Since then, we’ve uncovered thousands of deletions, duplications, inversions, and more complex rearrangements in the genome that seem to segregate in human populations just like SNPs and indels. Many of them seem to have no obvious effect on the individual, though some diseases have been linked to structural variants. Cancer in particular seems to rely on rearranging the genomes of healthy cells to grow and divide unchecked.
Compared to SNPs and small indels, structural variants are far less prevalent in the human genome. Given their size, however, they might ultimately affect a bigger part of it than any other form of genetic variation.
Sickle Cell Disease Versus Malaria
Sickle cell disease (SCD) is an inherited disorder caused by abnormal hemoglobin, a protein in red blood cells that takes up oxygen in the lungs and carries it to the rest of the body. In healthy people, red blood cells are disc shaped—like a donut without a hole—which allows them to slide through large and small blood vessels without any traffic jams. In people with sickle cell anemia (the most common form of SCD), red blood cells are often shaped like a sickle. That’s the blade the Grim Reaper carries, and looks like a crescent moon.
This is not a great shape for things that need to slide through narrow blood vessels. Sickled cells can jam up and cause blockages, and because they’re not as flexible, they tend to burst apart. That’s why red blood cells of SCD patients only live for 10 or 20 days, compared to 90 to 120 days in a healthy person.
Sickle cell disease. In patients with two hemoglobin mutations, red blood cells are sickle-shaped rather than disc-shaped, which can block blood vessels. Credit: "Sickle Cell Anemia" by BruceBlaus.
SCD is a recessive genetic disease, meaning that patients inherit one defective copy of the hemoglobin gene from each parent. The mutations that cause severe recessive disease are usually quite rare due to natural selection. But SCD is somewhat common, and as you’ve probably heard, it only seems to occur in people with African ancestry (affecting about 1 in 500 births). It turns out that, although inheriting two copies of mutated hemoglobin is bad news, inheriting only one mutated copy protects against malaria.

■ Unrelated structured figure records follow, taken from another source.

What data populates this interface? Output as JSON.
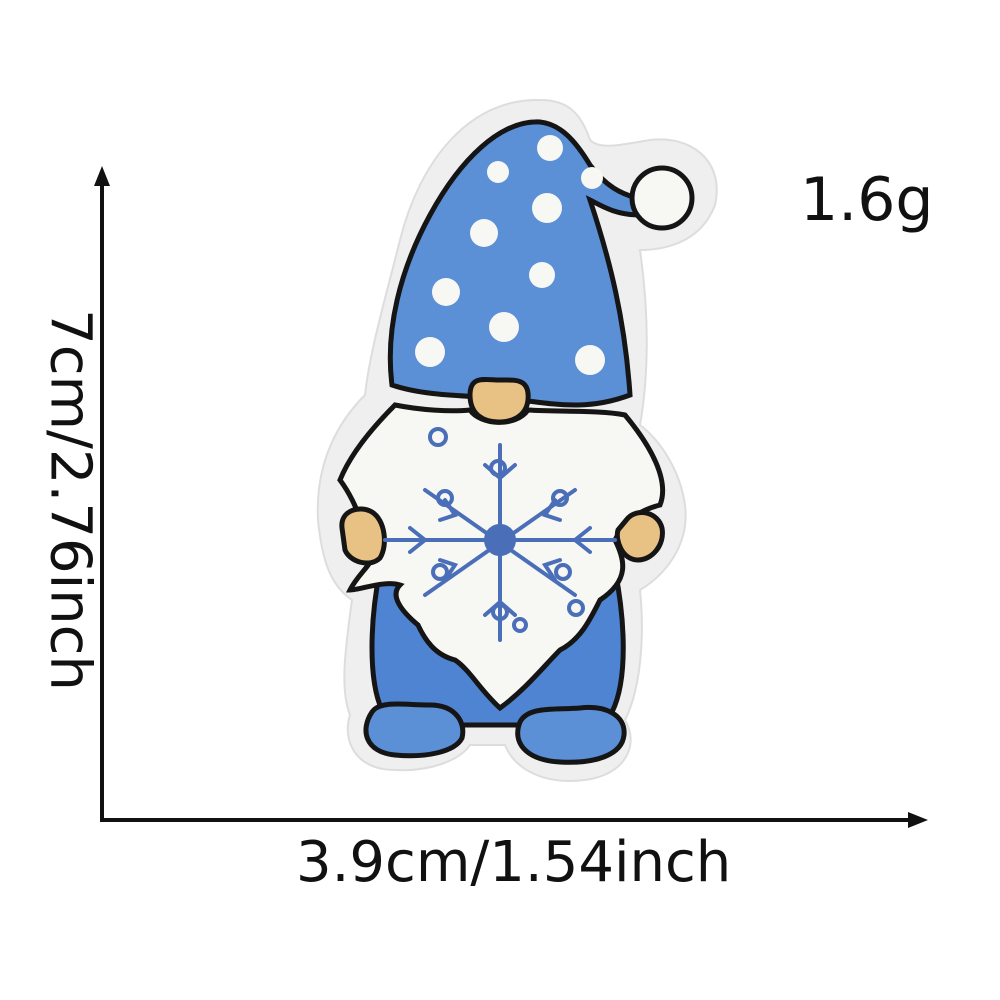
{
  "product": {
    "weight": "1.6g",
    "width": "3.9cm/1.54inch",
    "height": "7cm/2.76inch"
  },
  "colors": {
    "background": "#ffffff",
    "felt_border": "#f1f1f1",
    "outline": "#151515",
    "hat_blue": "#5b8fd6",
    "body_blue": "#4f84d2",
    "beard_white": "#f7f7f4",
    "skin_tan": "#e8c184",
    "snowflake_blue": "#4a6fb8",
    "arrow": "#111111"
  },
  "icons": {
    "patch": "gnome-embroidered-patch-icon",
    "snowflake": "snowflake-icon",
    "vertical_arrow": "arrow-up-icon",
    "horizontal_arrow": "arrow-right-icon"
  }
}
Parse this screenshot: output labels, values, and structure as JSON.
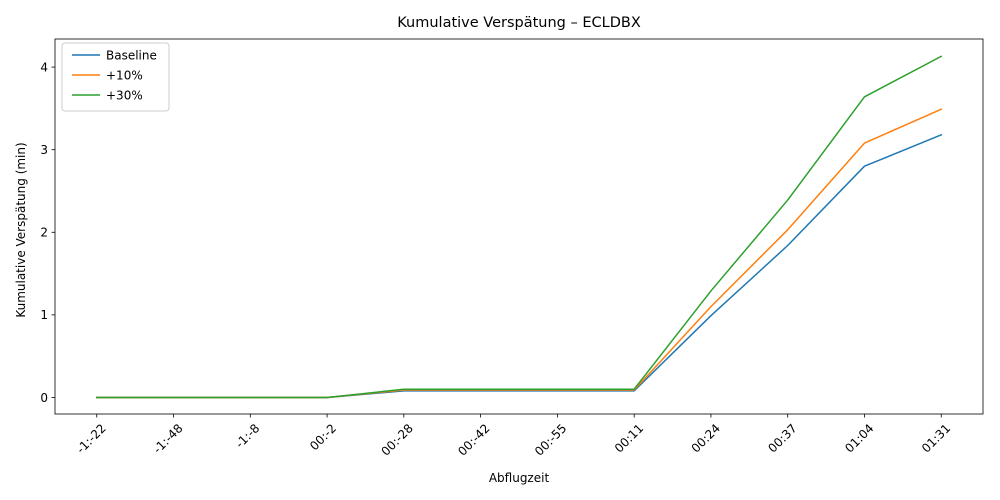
{
  "chart_data": {
    "type": "line",
    "title": "Kumulative Verspätung – ECLDBX",
    "xlabel": "Abflugzeit",
    "ylabel": "Kumulative Verspätung (min)",
    "categories": [
      "-1:-22",
      "-1:-48",
      "-1:-8",
      "00:-2",
      "00:-28",
      "00:-42",
      "00:-55",
      "00:11",
      "00:24",
      "00:37",
      "01:04",
      "01:31"
    ],
    "ylim": [
      -0.2,
      4.34
    ],
    "yticks": [
      0,
      1,
      2,
      3,
      4
    ],
    "grid": false,
    "legend_position": "top-left",
    "series": [
      {
        "name": "Baseline",
        "color": "#1f77b4",
        "values": [
          0,
          0,
          0,
          0,
          0.08,
          0.08,
          0.08,
          0.08,
          0.99,
          1.84,
          2.8,
          3.18
        ]
      },
      {
        "name": "+10%",
        "color": "#ff7f0e",
        "values": [
          0,
          0,
          0,
          0,
          0.09,
          0.09,
          0.09,
          0.09,
          1.1,
          2.03,
          3.08,
          3.49
        ]
      },
      {
        "name": "+30%",
        "color": "#2ca02c",
        "values": [
          0,
          0,
          0,
          0,
          0.1,
          0.1,
          0.1,
          0.1,
          1.29,
          2.39,
          3.64,
          4.13
        ]
      }
    ]
  }
}
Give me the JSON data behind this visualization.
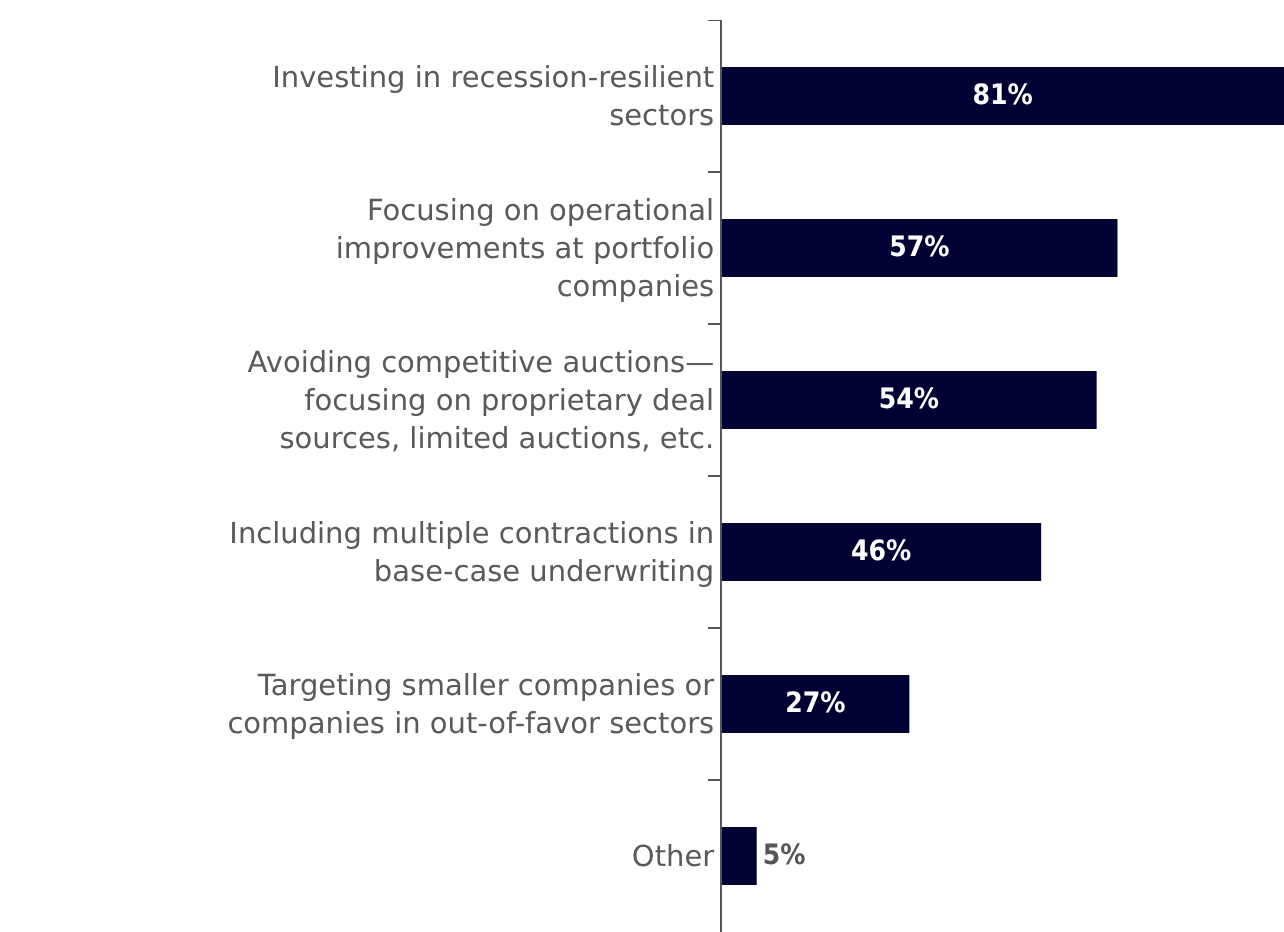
{
  "chart_data": {
    "type": "bar",
    "orientation": "horizontal",
    "categories": [
      "Investing in recession-resilient sectors",
      "Focusing on operational improvements at portfolio companies",
      "Avoiding competitive auctions—focusing on proprietary deal sources, limited auctions, etc.",
      "Including multiple contractions in base-case underwriting",
      "Targeting smaller companies or companies in out-of-favor sectors",
      "Other"
    ],
    "values": [
      81,
      57,
      54,
      46,
      27,
      5
    ],
    "value_labels": [
      "81%",
      "57%",
      "54%",
      "46%",
      "27%",
      "5%"
    ],
    "color": "#000033"
  }
}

Malaria isn’t a genetic disease; it’s caused by a mosquito-borne parasite. But 90% of the 200+ million annual cases of malaria occur in sub-Saharan Africa, where it’s a major cause of mortality. This explains why mutations in the hemoglobin gene are most common in people with African heritage: if you live in a place where malaria is common, a protective mutation offers a major advantage. The effect is so strong that it counteracts the natural selection that would normally remove disease-causing mutations from the population. This phenomenon is called balancing selection, and it’s one of the reasons that we haven’t all evolved into superheroes.
The human genome is a complex beast that took ten years and millions of dollars to sequence for the first time. Now, we can sequence a genome in about a week, for less than $1500. Thousands of genomes have been finished since the initial draft sequence in 2001, uncovering fascinating tidbits at an unprecedented rate. Even so, the more we study the human genome, the more it becomes apparent that many of its mysteries have yet to be revealed.